By the Court. The order of the circuit court is affirmed.

NOTES

[1] The felony sentencing guidelines originated when the Administrative Committee of the Courts obtained federal funding to conduct a study examining the concepts of sentencing guidelines and determinate sentencing. The Advisory Committee then developed a set of ranges of sentence for four felonies: robbery, armed robbery, burglary, and first-degree sexual assault. Guideline matrices were developed for each of the four felonies, reflecting factors determined to be pertinent to sentencing. The ranges were originally based on information concerning sentences imposed in Wisconsin trial courts for the period January 1, 1977, through June 30, 1980. In those cases information was obtained relating to three general factors: the offender's personal background, his criminal history, and the severity of the crime of which the offender was convicted. Under the guidelines, points concerning the latter two of these factors were to be totaled and applied on two corresponding scales on the matrix. The guidelines indicated the type of sentencing that had been imposed, i.e., probation or incarceration, by giving the percentage of offenders who were incarcerated for the same felony during the given time period. The average length of the sentences imposed for each offense was also stated.
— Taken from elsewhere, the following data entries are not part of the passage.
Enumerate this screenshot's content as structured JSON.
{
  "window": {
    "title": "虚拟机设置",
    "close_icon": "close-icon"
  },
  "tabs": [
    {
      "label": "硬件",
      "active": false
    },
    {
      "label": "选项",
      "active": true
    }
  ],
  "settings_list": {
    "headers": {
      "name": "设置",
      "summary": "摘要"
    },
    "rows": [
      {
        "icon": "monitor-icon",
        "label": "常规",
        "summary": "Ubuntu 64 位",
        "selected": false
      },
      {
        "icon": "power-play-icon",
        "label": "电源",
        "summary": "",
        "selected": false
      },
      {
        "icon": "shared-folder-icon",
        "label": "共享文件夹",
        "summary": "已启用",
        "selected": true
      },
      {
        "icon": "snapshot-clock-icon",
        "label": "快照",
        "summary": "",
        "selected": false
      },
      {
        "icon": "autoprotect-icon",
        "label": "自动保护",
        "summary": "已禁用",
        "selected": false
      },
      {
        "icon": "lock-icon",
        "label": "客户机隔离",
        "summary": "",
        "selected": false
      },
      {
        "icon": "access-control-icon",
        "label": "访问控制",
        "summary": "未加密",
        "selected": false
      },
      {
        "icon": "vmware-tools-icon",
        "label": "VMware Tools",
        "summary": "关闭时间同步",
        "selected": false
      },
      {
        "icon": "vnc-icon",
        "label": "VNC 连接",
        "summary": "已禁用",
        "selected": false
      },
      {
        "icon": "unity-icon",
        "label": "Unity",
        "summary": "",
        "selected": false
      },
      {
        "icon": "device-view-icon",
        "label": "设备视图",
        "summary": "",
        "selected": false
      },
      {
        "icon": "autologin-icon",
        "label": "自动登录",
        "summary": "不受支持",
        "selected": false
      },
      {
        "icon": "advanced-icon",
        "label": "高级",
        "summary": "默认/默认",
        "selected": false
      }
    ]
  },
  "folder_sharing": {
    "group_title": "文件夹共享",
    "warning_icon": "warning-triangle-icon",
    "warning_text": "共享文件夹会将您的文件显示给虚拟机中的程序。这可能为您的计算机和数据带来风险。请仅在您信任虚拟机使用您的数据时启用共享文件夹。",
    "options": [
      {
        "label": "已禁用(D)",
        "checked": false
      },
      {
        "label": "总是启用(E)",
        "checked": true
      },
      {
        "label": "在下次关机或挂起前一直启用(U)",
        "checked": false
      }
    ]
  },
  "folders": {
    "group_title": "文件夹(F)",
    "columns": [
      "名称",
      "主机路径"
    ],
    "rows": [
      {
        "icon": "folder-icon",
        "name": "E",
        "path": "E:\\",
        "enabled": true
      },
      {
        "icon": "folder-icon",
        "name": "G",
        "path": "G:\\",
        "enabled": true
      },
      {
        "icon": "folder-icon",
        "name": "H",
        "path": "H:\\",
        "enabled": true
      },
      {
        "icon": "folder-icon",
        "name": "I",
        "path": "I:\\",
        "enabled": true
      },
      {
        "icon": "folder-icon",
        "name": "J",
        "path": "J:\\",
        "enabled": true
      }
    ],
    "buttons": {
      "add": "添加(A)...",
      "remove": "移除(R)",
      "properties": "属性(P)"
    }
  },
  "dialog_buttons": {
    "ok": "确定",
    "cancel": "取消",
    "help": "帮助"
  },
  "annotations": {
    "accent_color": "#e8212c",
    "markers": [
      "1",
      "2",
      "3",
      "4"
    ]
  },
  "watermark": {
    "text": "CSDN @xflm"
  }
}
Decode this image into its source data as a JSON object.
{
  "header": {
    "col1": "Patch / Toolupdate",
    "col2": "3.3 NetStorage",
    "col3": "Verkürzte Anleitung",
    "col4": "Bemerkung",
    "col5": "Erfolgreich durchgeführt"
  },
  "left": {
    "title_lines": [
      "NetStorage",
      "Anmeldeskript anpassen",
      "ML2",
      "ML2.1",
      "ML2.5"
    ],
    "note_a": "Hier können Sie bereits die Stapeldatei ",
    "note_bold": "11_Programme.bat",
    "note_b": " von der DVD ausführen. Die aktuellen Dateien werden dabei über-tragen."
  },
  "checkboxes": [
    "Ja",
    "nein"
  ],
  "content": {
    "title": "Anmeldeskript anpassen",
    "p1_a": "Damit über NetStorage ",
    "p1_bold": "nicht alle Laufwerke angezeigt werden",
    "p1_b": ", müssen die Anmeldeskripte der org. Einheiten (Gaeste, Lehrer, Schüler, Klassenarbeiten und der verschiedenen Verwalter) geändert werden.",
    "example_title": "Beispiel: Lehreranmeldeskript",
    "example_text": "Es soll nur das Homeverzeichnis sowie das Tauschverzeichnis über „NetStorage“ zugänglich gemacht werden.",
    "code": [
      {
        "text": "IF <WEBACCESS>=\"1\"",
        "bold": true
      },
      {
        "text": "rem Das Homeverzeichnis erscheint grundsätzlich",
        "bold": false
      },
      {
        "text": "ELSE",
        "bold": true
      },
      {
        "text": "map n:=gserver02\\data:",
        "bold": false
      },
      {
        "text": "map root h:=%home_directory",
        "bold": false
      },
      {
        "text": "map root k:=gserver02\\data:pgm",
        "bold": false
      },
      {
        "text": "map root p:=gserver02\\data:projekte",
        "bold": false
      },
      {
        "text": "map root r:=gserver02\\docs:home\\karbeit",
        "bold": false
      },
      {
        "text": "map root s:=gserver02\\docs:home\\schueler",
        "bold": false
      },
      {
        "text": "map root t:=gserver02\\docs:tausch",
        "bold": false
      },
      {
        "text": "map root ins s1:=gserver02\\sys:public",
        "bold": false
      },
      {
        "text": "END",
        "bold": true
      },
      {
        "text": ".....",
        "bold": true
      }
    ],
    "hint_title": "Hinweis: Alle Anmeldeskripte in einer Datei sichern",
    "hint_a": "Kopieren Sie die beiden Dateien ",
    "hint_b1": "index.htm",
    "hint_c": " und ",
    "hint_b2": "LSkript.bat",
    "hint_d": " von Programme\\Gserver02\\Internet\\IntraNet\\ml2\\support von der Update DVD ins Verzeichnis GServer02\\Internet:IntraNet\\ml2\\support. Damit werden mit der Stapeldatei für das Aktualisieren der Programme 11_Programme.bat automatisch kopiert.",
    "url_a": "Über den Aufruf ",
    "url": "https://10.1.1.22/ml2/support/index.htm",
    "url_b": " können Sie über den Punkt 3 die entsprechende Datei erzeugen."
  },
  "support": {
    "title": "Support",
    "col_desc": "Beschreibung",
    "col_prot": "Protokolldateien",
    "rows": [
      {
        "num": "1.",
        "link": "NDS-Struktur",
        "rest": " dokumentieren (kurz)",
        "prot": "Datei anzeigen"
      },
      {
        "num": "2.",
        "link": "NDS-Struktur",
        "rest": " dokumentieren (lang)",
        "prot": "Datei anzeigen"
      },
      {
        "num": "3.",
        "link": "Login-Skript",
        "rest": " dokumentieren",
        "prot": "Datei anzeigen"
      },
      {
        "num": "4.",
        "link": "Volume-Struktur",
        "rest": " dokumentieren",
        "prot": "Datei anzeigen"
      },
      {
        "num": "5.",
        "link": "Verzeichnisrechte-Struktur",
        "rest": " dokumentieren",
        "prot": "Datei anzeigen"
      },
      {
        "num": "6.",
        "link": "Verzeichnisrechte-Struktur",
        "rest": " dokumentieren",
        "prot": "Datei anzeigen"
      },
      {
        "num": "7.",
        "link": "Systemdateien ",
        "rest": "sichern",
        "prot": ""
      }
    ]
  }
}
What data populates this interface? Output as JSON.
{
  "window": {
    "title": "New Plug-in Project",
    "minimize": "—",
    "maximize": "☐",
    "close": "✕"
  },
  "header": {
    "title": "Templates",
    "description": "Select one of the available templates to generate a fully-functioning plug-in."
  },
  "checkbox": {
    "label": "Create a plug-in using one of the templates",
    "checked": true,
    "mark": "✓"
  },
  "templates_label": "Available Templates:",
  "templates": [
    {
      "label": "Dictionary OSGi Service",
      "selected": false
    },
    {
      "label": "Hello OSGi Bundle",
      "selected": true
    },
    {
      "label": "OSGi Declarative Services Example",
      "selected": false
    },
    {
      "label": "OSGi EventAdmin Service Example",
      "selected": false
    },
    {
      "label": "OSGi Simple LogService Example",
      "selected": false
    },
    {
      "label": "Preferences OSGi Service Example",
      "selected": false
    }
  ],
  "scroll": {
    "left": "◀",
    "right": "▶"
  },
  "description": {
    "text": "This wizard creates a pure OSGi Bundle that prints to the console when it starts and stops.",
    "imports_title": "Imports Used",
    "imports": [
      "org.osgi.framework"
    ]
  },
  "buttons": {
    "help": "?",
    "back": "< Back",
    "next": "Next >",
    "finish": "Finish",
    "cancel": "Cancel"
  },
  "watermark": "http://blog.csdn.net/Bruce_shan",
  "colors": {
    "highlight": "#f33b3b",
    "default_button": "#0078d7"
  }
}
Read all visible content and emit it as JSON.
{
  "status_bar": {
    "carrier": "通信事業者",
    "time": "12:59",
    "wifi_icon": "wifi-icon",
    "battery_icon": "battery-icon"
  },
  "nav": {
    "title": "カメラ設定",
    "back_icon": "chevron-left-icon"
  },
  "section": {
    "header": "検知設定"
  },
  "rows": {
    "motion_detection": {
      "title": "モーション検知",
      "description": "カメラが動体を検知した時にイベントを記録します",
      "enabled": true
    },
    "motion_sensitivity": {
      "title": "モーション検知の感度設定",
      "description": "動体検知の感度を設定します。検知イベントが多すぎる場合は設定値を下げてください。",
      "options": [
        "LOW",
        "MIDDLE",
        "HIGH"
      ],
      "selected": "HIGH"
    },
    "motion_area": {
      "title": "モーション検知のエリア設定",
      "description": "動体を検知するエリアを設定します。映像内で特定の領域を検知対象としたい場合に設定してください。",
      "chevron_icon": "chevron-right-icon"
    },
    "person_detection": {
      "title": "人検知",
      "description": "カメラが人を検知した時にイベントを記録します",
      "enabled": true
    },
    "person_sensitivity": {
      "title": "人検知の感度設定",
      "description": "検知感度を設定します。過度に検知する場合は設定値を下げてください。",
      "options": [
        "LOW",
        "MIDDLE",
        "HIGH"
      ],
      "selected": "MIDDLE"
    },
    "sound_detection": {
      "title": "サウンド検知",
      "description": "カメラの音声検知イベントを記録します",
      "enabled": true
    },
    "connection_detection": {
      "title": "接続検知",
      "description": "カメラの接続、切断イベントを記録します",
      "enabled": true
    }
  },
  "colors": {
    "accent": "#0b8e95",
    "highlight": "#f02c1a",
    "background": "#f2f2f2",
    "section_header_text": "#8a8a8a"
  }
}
These guidelines were implemented on a voluntary basis by circuit judges in four counties in July, 1981. In 1982, circuit judges in four other counties likewise agreed to use the guidelines experimentally.

[2] The order denying the motion to modify sentence was entered June 28, 1982. The defendant's notice of appeal was filed the same day. The state points out that the notice of appeal purports to be an appeal from both the judgment of conviction and the order denying the postconviction motion to modify sentence, and asserts that an appeal from the judgment of conviction would be untimely and, therefore, that part of the notice of appeal should be stricken. We disagree.

Section 809.30(1) (f), Stats., provides:

"809.30 Rule (Appeals in felony cases). (1) APPEAL OR POSTCONVICTION MOTION BY DEFENDANT. . . .

"(f) The defendant shall file a notice of appeal or motion seeking postconviction relief within 60 days of the service of the transcript."

Section 809.30(1) (h), Stats., provides:

"(h) The defendant shall file an appeal from the judgment of conviction and sentence and, if necessary, from the order of the trial court on the motion for postconviction relief within 20 days of the entry of the order on the postconviction motion."

The defendant's June 8, 1982, motion to modify sentence was timely under Rule 809.30(1) (f), since it was apparently filed with 60 days of the service of the transcript. The defendant then followed Rule 809.30(1) (h), by appealing from both the judgment and the postconviction order.

[3] A sentencing court may not reduce a sentence on mere reflection and must state adequate reasons for a reduction. State v. Wuensch, 69 Wis. 2d at 480. If it finds the sentence unduly harsh or unconscionable, the sentencing court may review the sentence within 90 days of imposition. Jones (Hollis) v. State, 70 Wis. 2d 62, 72-73, 233 N.W.2d 441 (1975). Thus, in the absence of a new factor, it is usually for the reviewing court to reevaluate the appropriateness of a sentence.